Her sister Astraea had similar thoughts, but both girls were utterly mistaken when assuming that they would die. Neither Asteria nor Astraea thought they would ever see each other after they had been shot in the Norwegian laboratory for spying on the robotic bird project. In this case, they were correct, for they never did see each other again. Directly at least. And yet they could have never imagined the reason why this was true.

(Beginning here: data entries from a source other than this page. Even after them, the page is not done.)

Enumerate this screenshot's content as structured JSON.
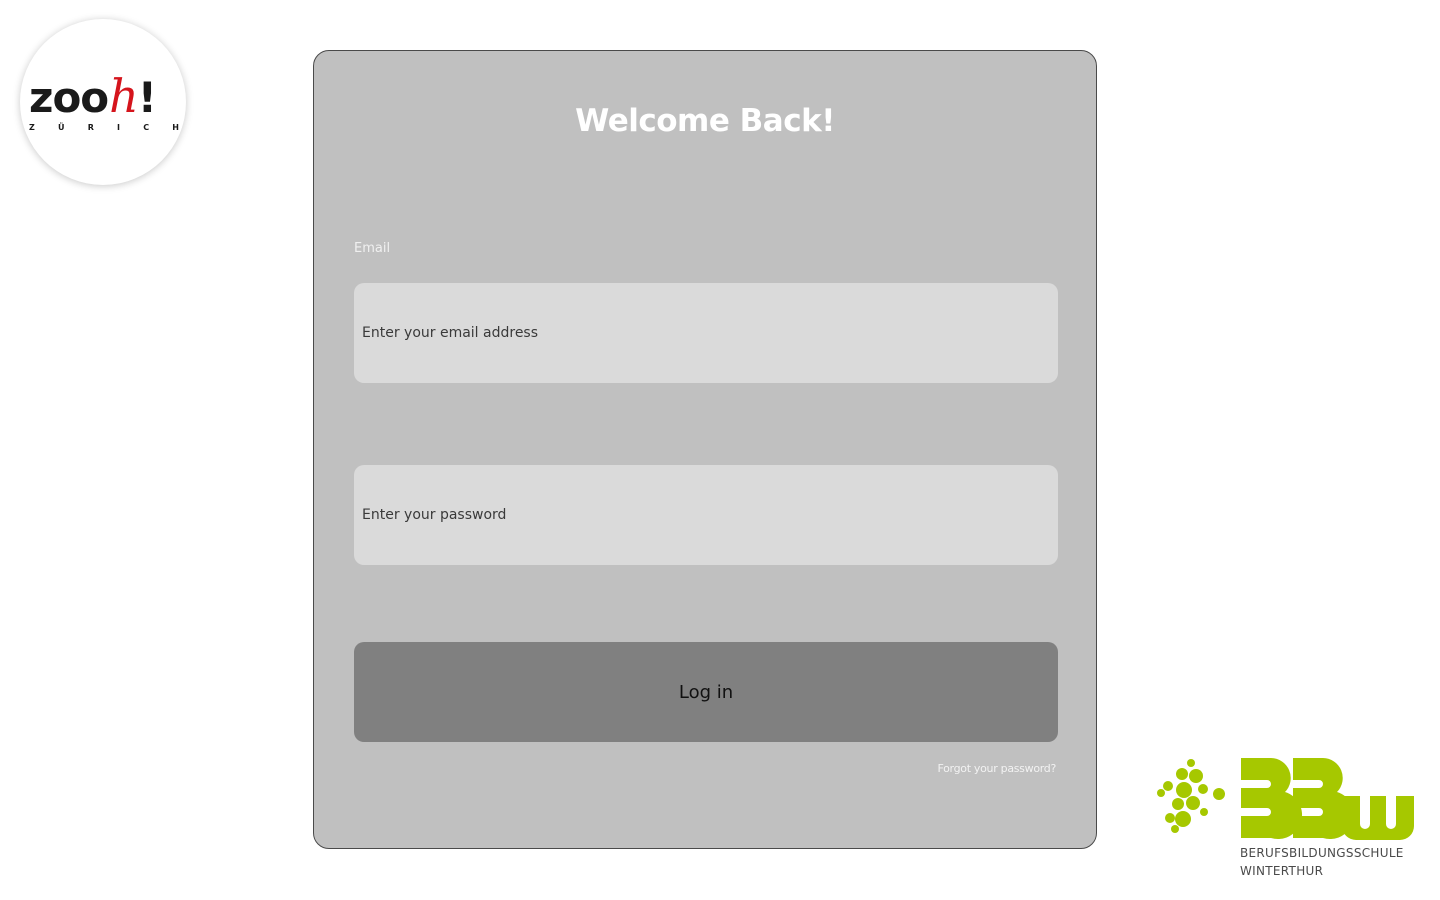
{
  "zoo_logo": {
    "wordmark": "zoo",
    "wordmark_h": "h",
    "wordmark_bang": "!",
    "city": "ZÜRICH",
    "brand_color": "#d5141c"
  },
  "login": {
    "title": "Welcome Back!",
    "email_label": "Email",
    "email_placeholder": "Enter your email address",
    "password_placeholder": "Enter your password",
    "login_button": "Log in",
    "forgot_password": "Forgot your password?"
  },
  "bbw_logo": {
    "letters": "BBW",
    "line1": "BERUFSBILDUNGSSCHULE",
    "line2": "WINTERTHUR",
    "brand_color": "#a6c800"
  },
  "colors": {
    "card_background": "#c0c0c0",
    "input_background": "#dadada",
    "button_background": "#808080"
  }
}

As Asteria pondered her imminent death, completely unaware of what was happening around her, she slowly began to realize that although she was disoriented and had experienced a brief time of thoughtlessness coupled with senselessness, she wasn’t going to die any time soon. It was quite a relief, for to fail the mission before she had a chance to relay any information back to the Headquarters, Naxon, would immediately make Narcin the head agent on the Solymus project.
Naxon had only discovered the Solymus project a month ago, and in that time, they had realized that Norwegians working on the Solymus project were a serious threat to the rest of the world. These robotic birds had already started to be implemented, and had been sent across the world to gather confidential information. Of course, they were not visibly robotic, and even joined flocks of real birds. In a brilliant coincidence, one of the birds had malfunctioned near Astraea’s house, and after investigating it, she had brought it to Naxon.

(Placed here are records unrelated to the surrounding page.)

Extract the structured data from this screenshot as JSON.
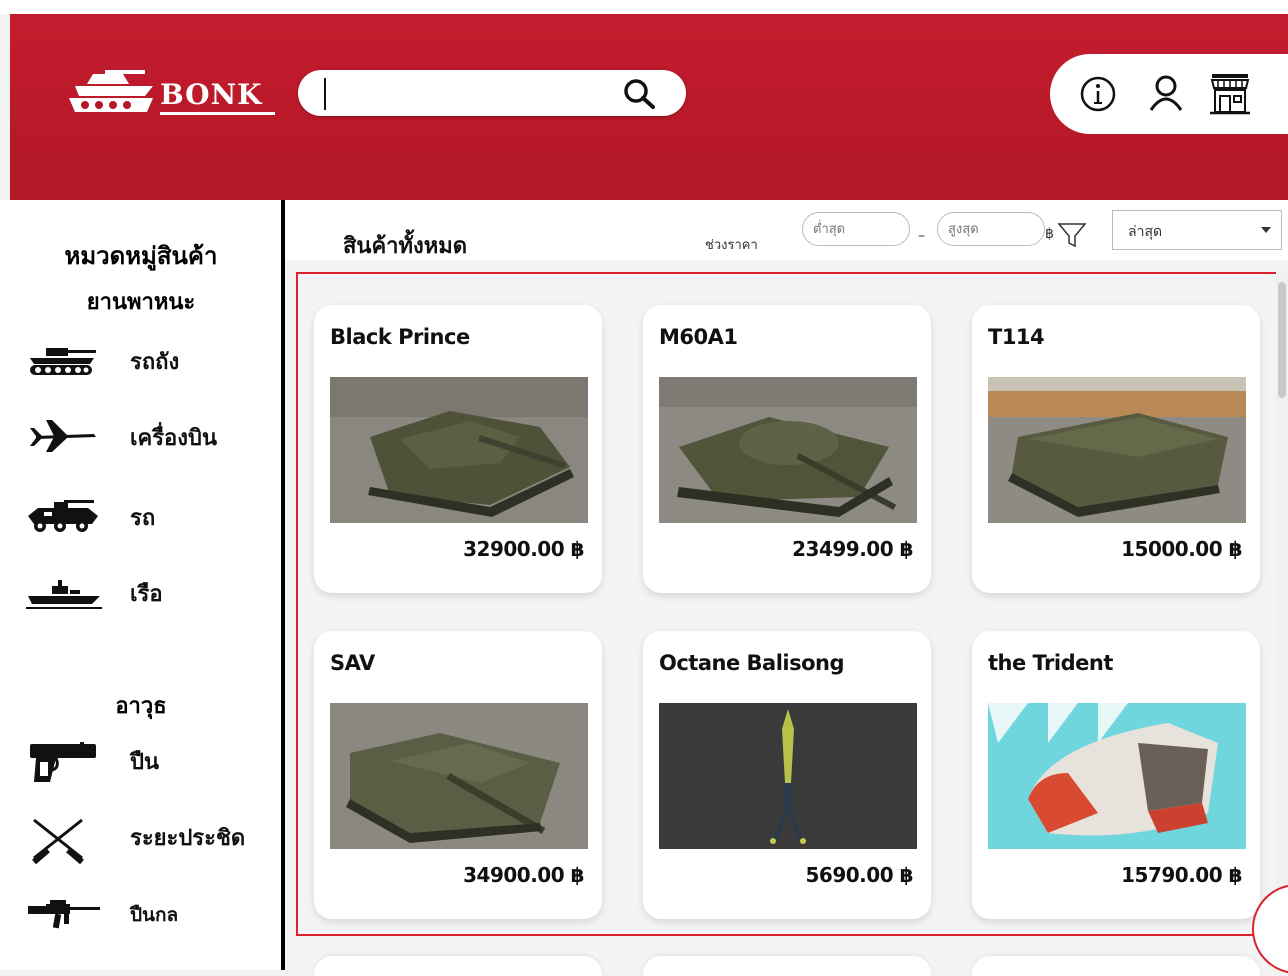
{
  "header": {
    "logo_text": "BONK",
    "search": {
      "value": "",
      "placeholder": ""
    },
    "icons": [
      "info-icon",
      "user-icon",
      "shop-icon"
    ]
  },
  "sidebar": {
    "title": "หมวดหมู่สินค้า",
    "vehicles_title": "ยานพาหนะ",
    "vehicles": [
      {
        "label": "รถถัง",
        "icon": "tank-icon"
      },
      {
        "label": "เครื่องบิน",
        "icon": "jet-icon"
      },
      {
        "label": "รถ",
        "icon": "armored-car-icon"
      },
      {
        "label": "เรือ",
        "icon": "ship-icon"
      }
    ],
    "weapons_title": "อาวุธ",
    "weapons": [
      {
        "label": "ปืน",
        "icon": "pistol-icon"
      },
      {
        "label": "ระยะประชิด",
        "icon": "crossed-knives-icon"
      },
      {
        "label": "ปืนกล",
        "icon": "rifle-icon"
      }
    ]
  },
  "toolbar": {
    "title": "สินค้าทั้งหมด",
    "price_range_label": "ช่วงราคา",
    "min_placeholder": "ต่ำสุด",
    "max_placeholder": "สูงสุด",
    "dash": "–",
    "currency": "฿",
    "sort_value": "ล่าสุด"
  },
  "products": [
    {
      "name": "Black Prince",
      "price": "32900.00 ฿",
      "image": "tank-render"
    },
    {
      "name": "M60A1",
      "price": "23499.00 ฿",
      "image": "tank-render"
    },
    {
      "name": "T114",
      "price": "15000.00 ฿",
      "image": "apc-render"
    },
    {
      "name": "SAV",
      "price": "34900.00 ฿",
      "image": "tank-destroyer-render"
    },
    {
      "name": "Octane Balisong",
      "price": "5690.00 ฿",
      "image": "balisong-render"
    },
    {
      "name": "the Trident",
      "price": "15790.00 ฿",
      "image": "trident-ship-render"
    }
  ],
  "colors": {
    "brand_red": "#c41c2e",
    "highlight": "#d9232f"
  }
}
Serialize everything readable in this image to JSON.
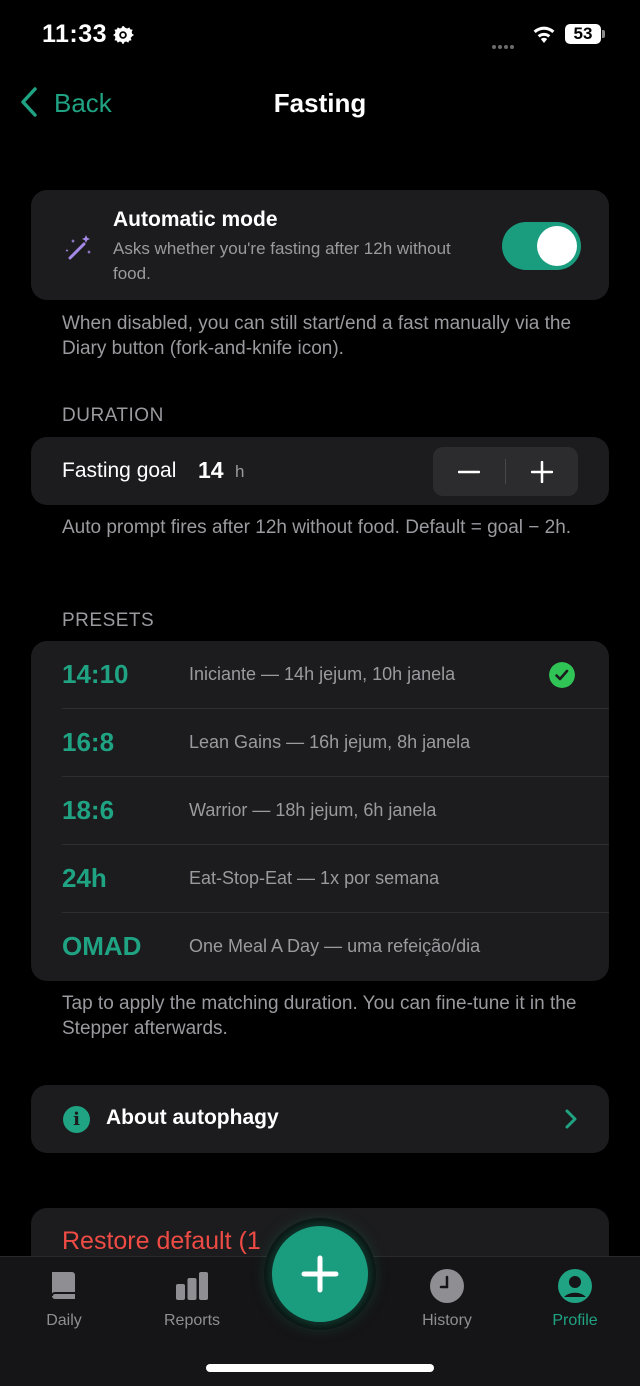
{
  "status_bar": {
    "time": "11:33",
    "battery": "53"
  },
  "nav": {
    "back_label": "Back",
    "title": "Fasting"
  },
  "automatic_mode": {
    "title": "Automatic mode",
    "subtitle": "Asks whether you're fasting after 12h without food.",
    "enabled": true,
    "note": "When disabled, you can still start/end a fast manually via the Diary button (fork-and-knife icon)."
  },
  "duration": {
    "header": "DURATION",
    "goal_label": "Fasting goal",
    "goal_value": "14",
    "goal_unit": "h",
    "minus": "−",
    "plus": "+",
    "note": "Auto prompt fires after 12h without food. Default = goal − 2h."
  },
  "presets": {
    "header": "PRESETS",
    "items": [
      {
        "code": "14:10",
        "desc": "Iniciante — 14h jejum, 10h janela",
        "selected": true
      },
      {
        "code": "16:8",
        "desc": "Lean Gains — 16h jejum, 8h janela",
        "selected": false
      },
      {
        "code": "18:6",
        "desc": "Warrior — 18h jejum, 6h janela",
        "selected": false
      },
      {
        "code": "24h",
        "desc": "Eat-Stop-Eat — 1x por semana",
        "selected": false
      },
      {
        "code": "OMAD",
        "desc": "One Meal A Day — uma refeição/dia",
        "selected": false
      }
    ],
    "note": "Tap to apply the matching duration. You can fine-tune it in the Stepper afterwards."
  },
  "about": {
    "label": "About autophagy",
    "icon": "info-icon"
  },
  "restore": {
    "label": "Restore default (1"
  },
  "tabbar": {
    "daily": "Daily",
    "reports": "Reports",
    "history": "History",
    "profile": "Profile",
    "active": "profile"
  },
  "colors": {
    "accent": "#1fa383",
    "toggle_on": "#1a9c7e",
    "destructive": "#ee4b45",
    "check": "#30c356"
  }
}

It had been tremendously vital, so much that Astraea was allowed to participate on the mission with her sister, even thought she was not a part of the Belleros Elite like Asteria. Asteria and Astraea had found that these birds were being built as assassins as well, with poisonous darts that shot from their mouths, able to kill a precise target from above. That’s when the Norwegians shot them. But there was a Naxon backup, Telmach, and Asteria assumed that he had rescued her and Astraea. Unless she was on the verge of death and would have to stay in the uncomfortable state of being able to think but not do anything.
***
“Asteria? Is that you?” Asteria heard a faint voice call.
“Of course it is!” Asteria wanted to say. She was surprised when her voice actually worked, for she didn’t want to actually say that to someone.
Slowly, Asteria felt a sprinkling sensation around her head-area, and it spread to reform her entire body. Yet she felt different, perhaps because she had been shot and had remained unconscious for quite some time.
Asteria opened her eyes.
Narcin, Telmach, and Phoebe stood beside the table Asteria was laying on, all looking like children pleased with their new piece of artwork.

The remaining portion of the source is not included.